March 25, 2013
A policy change in the Department of Communities will bring a major change of focus to the NDRRA Flexible Funding Program which is being administered by the South Burnett Regional Council.
In future, the Council will need to submit projects that promote disaster preparedness, not disaster recovery.
After the 2011 floods, the South Burnett council was given $250,000 by the Department to give away in grants that would support the community’s “human and social recovery” as well as allow the region to be better prepared to respond to any future disasters.
The money was the South Burnett’s share of a $20 million state-wide program that is due to end on June 30 this year.
But in practice the program’s requirements proved so difficult to meet that last September the SBRC called for them to be loosened.
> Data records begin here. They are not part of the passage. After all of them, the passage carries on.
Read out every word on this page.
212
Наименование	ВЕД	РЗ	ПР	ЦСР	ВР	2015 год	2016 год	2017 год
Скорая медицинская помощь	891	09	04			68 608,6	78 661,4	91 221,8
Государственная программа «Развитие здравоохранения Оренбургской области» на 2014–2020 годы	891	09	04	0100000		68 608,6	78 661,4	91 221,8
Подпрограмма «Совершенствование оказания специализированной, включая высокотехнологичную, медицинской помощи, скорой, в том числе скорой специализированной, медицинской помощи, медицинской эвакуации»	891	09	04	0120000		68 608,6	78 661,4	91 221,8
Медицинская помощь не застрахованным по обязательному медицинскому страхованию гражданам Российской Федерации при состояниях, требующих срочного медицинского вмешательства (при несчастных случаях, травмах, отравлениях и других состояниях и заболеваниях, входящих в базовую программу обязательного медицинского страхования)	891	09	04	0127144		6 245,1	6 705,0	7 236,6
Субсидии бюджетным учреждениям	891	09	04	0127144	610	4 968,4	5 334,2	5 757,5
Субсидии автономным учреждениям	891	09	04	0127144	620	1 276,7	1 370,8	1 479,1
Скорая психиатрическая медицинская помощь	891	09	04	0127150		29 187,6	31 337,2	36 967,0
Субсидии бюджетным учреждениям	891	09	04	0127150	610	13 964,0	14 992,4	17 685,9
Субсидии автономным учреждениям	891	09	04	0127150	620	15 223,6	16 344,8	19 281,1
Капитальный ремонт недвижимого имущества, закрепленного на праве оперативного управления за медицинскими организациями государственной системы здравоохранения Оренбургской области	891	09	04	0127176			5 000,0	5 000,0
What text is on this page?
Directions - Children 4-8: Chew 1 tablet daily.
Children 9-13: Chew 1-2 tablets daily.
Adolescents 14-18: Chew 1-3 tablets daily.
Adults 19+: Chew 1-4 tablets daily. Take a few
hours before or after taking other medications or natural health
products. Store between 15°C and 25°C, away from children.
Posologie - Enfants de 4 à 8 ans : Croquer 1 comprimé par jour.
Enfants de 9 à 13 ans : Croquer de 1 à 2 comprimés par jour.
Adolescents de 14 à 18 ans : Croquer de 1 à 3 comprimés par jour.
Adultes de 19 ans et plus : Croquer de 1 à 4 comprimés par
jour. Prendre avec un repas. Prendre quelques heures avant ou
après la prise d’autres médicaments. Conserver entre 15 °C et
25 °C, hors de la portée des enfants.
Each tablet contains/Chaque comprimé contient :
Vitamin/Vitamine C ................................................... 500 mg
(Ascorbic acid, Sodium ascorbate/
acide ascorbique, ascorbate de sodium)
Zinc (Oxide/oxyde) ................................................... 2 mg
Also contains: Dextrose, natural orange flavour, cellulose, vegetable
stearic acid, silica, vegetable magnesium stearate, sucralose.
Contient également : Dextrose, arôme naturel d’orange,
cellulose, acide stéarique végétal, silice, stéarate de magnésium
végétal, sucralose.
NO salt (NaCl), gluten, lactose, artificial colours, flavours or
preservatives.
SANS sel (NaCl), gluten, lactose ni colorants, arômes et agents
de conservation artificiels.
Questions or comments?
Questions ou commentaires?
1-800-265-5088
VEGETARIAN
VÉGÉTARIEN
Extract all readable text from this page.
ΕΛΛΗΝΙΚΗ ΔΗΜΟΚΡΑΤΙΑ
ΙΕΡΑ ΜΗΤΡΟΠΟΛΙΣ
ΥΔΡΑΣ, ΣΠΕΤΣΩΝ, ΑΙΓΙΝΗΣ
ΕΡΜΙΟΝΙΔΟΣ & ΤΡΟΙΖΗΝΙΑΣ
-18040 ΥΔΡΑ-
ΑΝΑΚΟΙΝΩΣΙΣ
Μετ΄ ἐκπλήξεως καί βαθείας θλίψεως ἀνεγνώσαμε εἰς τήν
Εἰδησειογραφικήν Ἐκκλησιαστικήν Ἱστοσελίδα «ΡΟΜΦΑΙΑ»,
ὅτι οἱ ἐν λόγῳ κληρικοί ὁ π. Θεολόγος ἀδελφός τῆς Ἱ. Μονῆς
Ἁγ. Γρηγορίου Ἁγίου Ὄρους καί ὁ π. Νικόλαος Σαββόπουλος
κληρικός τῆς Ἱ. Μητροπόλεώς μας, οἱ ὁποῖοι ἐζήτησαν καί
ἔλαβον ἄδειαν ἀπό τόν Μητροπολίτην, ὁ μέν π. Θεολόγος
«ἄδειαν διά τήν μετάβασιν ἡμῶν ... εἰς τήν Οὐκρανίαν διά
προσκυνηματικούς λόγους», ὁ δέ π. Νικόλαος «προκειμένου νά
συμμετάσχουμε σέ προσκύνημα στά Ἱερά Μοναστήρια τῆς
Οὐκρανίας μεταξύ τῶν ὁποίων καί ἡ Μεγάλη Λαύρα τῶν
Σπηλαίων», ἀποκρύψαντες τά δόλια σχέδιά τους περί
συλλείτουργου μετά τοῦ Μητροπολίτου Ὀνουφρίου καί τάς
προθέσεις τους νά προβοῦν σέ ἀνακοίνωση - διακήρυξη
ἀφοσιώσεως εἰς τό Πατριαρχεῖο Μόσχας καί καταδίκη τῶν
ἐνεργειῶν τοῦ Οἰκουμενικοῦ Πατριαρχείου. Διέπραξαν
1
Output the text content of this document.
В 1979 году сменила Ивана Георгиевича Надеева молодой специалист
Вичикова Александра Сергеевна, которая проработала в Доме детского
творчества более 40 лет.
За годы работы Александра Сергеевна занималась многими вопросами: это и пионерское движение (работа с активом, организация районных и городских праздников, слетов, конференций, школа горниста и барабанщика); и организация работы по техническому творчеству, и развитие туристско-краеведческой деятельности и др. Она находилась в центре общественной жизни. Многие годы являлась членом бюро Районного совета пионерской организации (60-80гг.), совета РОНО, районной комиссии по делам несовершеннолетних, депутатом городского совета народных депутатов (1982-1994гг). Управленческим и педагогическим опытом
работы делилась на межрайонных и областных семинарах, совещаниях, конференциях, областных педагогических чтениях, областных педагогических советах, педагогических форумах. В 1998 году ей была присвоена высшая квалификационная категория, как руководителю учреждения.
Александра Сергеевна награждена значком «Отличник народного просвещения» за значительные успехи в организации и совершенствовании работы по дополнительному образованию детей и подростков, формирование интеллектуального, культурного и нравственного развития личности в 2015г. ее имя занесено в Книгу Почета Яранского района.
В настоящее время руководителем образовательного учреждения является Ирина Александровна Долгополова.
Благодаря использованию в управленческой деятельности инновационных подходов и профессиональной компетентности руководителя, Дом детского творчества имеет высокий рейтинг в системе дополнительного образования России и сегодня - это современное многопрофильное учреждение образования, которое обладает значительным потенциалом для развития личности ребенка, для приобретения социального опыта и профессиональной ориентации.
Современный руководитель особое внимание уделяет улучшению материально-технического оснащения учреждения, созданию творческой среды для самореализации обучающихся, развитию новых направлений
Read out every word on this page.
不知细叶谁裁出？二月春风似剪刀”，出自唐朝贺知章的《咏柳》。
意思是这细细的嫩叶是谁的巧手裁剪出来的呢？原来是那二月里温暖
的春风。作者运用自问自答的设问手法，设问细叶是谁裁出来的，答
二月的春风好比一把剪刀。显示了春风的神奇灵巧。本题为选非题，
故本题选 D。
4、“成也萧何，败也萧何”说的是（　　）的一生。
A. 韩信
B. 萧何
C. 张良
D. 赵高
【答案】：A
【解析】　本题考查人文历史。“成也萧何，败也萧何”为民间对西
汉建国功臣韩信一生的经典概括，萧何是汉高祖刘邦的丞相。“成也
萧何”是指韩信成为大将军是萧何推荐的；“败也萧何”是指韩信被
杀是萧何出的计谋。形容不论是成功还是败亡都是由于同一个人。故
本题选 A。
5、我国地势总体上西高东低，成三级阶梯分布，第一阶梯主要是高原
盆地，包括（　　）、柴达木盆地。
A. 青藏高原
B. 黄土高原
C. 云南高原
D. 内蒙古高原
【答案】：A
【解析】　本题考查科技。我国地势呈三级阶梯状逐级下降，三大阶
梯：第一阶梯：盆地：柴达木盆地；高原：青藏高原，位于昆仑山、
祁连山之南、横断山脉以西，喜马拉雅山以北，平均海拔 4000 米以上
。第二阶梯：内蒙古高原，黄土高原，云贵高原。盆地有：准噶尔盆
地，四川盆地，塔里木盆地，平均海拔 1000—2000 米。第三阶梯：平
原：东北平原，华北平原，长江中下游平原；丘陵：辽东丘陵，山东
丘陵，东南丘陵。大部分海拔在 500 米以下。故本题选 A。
To date, the Council has only been able to spend $175,000 of the grant money.
At this month’s meeting, though, Councillors heard that in light of the 2013 Australia Day floods the Department has changed its focus.
It now wants to see any remaining funds spent on projects that assist disaster preparedness rather than disaster recovery.
Because of this change, the Council was forced to turn down a $19,500 application from the Wondai Art Gallery to stage a touring art exhibition that would have seen 24 new paintings produced by local artists exhibited in five major towns for five weeks in each.
Cr Barry Green, a long-time critic of the Flexible Funding Program, said because of the strict guidelines and the need to get the Department’s approval for any grant, he believed many genuinely worthwhile programs were being rejected.
He cited the Nanango Men’s Shed project as an example of this.
Cr Green told the meeting that a group of Nanango men had been trying to get a Men’s Shed group going for some time but had been unable to raise the necessary seed funding to get the project off the ground.
“The town needs a Men’s Shed because a lot of men in the community have taken a battering and men’s mental health is important to the resilience and recovery of communities,” he said.
“These Men’s Sheds are important to communities like ours, and I think the good that would come out of this group would be unbelievable.”
Cr Green said that Nanango High School had recently been given $1.2 million to upgrade its manual arts facilities and the old manual arts classroom was no longer being used.
He said the old classroom would be ideal for a Men’s Shed because it contains a lot of the equipment the group would use. All the group needed was $3000 to $4000 to get things running.
Mayor Wayne Kratzmann encouraged Cr Green to talk with Flexible Finding Committee chairman Cr Keith Campbell about the matter, saying that he thought the project would fit the guidelines.